Ein statistisches Modell, das auf Trainingsdaten beruht. Aus diesen Daten lernt das Modell Entscheidungsregeln abzuleiten, indem es die Daten als Eingabe (input) erhält, diese verarbeitet (processing) und schließlich eine Ausgabe (output) produziert. Während des Trainings wird die Modellausgabe mit dem gewünschten Ergebnis verglichen. Bei Abweichung erfolgt eine Aktualisierung des Modells, sodass es beim nächsten Mal eher die richtige Antwort produziert. Sobald ein Modell trainiert wurde, kann es auf neue Daten angewandt werden, indem es diese als Eingabe erhält und idealerweise korrekte Vorhersagen als Ausgabe generiert.

Häufig gleichen maschinelle Lernsysteme einer Black-Box, d.h., dass nicht verständlich ist, wie sie zur Lösung eines Problems gelangt sind. Methoden der Explainable AI (XAI; auf dt.: erklärbare künstliche Intelligenz) sollen transparent und nachvollziehbar machen, wie sie zu ihren Ergebnissen gekommen sind.

Die lineare Regression ist ein statistisches Modell, mit dem einfache Zusammenhänge abgebildet werden können. Dabei schätzt das Modell z.B. aus Attributen eines Hauses wie der Quadratmeterzahl den Hauspreis.

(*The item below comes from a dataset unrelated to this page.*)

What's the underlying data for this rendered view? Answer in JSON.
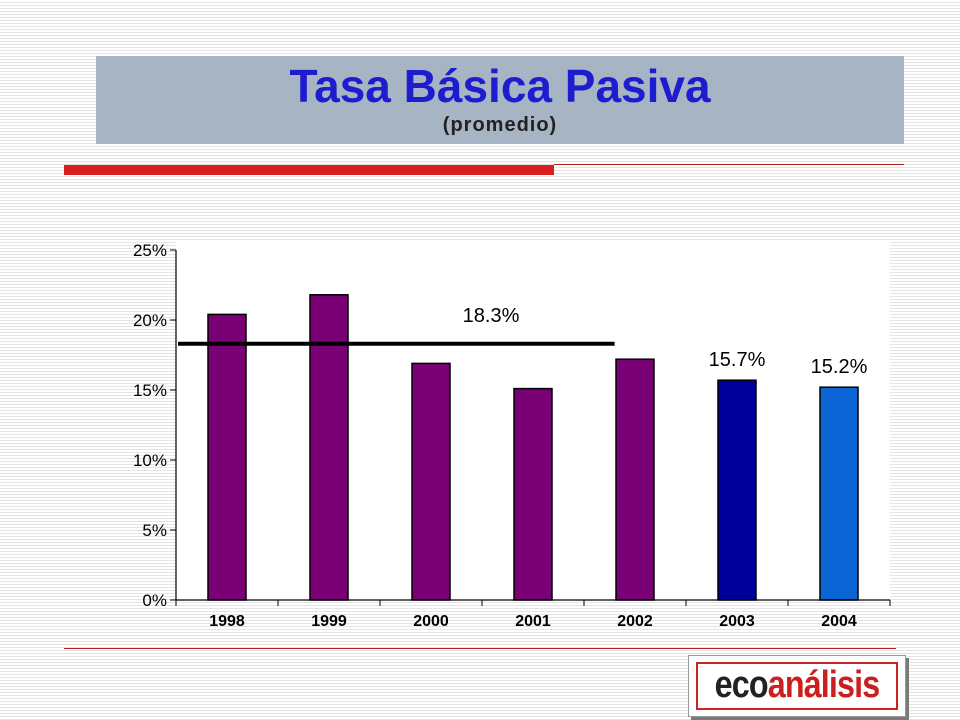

Die Interpretierbarkeit ist der Grad, bis zu dem ein Mensch die Ursache einer Entscheidung verstehen kann. Bei einem interpretierbaren Modell ist ohne zusätzliche Methoden einfach verständlich, wie die produzierten Ergebnisse zustande kommen. Dagegen ist bei einem nicht-interpretierbaren Modell der Grund für das produzierte Ergebnis nicht für einen Menschen ersichtlich.

Modell-agnostisch heißt, dass es auf jedes beliebige Modell angewendet werden kann.

Eingabe-Attribute sind Informationen, die einem Modell gegeben werden, um auf deren Basis Vorhersagen oder Entscheidungen zu treffen. Die Auswahl und Qualität der Informationen sind entscheidend für die Genauigkeit des Modells.